Team USA was built to be one of the toughest teams to play against, with grit and tenacity circling throughout their lineup. It’s hard to figure how missing Byfuglien, a 6-foot-5, 260 lb behemoth will help in that regard.
But the writing appeared to be on the wall for Byfuglien, who spent time at forward for a stretch in Team USA training camp, a position he has not played since before Paul Maurice took over as Winnipeg Jets head coach in 2013.
Byfuglien played just 10:32 in Team USA’s final exhibition game on Tuesday night, the least ice time of any player on the team. He saw only three shifts in the third period of that game against Team Finland.

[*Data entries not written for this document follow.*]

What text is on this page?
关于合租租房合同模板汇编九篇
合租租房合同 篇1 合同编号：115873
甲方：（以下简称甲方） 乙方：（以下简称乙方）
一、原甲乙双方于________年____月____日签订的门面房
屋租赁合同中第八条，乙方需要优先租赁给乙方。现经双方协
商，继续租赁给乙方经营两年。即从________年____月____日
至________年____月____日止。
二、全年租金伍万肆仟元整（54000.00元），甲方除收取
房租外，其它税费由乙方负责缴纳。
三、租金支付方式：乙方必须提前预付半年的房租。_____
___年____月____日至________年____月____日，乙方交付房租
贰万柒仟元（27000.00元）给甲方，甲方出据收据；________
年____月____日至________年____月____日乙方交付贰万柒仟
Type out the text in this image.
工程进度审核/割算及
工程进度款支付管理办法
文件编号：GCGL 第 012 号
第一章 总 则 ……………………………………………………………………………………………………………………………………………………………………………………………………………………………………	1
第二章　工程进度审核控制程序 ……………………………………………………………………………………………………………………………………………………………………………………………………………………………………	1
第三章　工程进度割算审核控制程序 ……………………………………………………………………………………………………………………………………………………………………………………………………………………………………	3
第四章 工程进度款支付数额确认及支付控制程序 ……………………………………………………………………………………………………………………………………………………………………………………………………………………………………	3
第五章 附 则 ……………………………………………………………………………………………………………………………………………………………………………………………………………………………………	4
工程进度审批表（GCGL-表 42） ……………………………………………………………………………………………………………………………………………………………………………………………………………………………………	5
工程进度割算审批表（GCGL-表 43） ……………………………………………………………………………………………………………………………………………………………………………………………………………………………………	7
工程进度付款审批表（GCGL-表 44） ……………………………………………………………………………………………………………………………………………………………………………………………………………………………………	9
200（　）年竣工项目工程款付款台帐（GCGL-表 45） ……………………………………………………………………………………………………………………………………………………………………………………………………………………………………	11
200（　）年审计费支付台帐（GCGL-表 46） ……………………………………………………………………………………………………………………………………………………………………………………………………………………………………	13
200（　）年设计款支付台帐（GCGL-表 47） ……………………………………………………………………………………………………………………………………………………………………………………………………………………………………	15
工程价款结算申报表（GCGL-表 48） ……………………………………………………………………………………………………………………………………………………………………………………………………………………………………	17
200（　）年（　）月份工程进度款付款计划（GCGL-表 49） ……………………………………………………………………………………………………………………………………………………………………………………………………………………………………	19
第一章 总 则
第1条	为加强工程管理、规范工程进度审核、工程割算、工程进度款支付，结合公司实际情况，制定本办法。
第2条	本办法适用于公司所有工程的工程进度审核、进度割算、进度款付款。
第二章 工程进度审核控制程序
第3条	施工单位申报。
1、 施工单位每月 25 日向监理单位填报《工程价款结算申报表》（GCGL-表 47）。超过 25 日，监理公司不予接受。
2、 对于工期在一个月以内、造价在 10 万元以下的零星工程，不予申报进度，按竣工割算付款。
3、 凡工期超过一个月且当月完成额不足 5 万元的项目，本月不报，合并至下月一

“Some guys early on, I looked and said, 'They're just not ready to give here,’” Tortorella said Friday. “I won't give away names, but I was really worried about a couple of guys, and then they came right to the forefront. They're going to be in the lineup. Some other guys have played themselves out of it. Nothing is fair with five days of practice in determining a lineup, but that's the world that we live in this tournament, and that's the way we've gone about it.”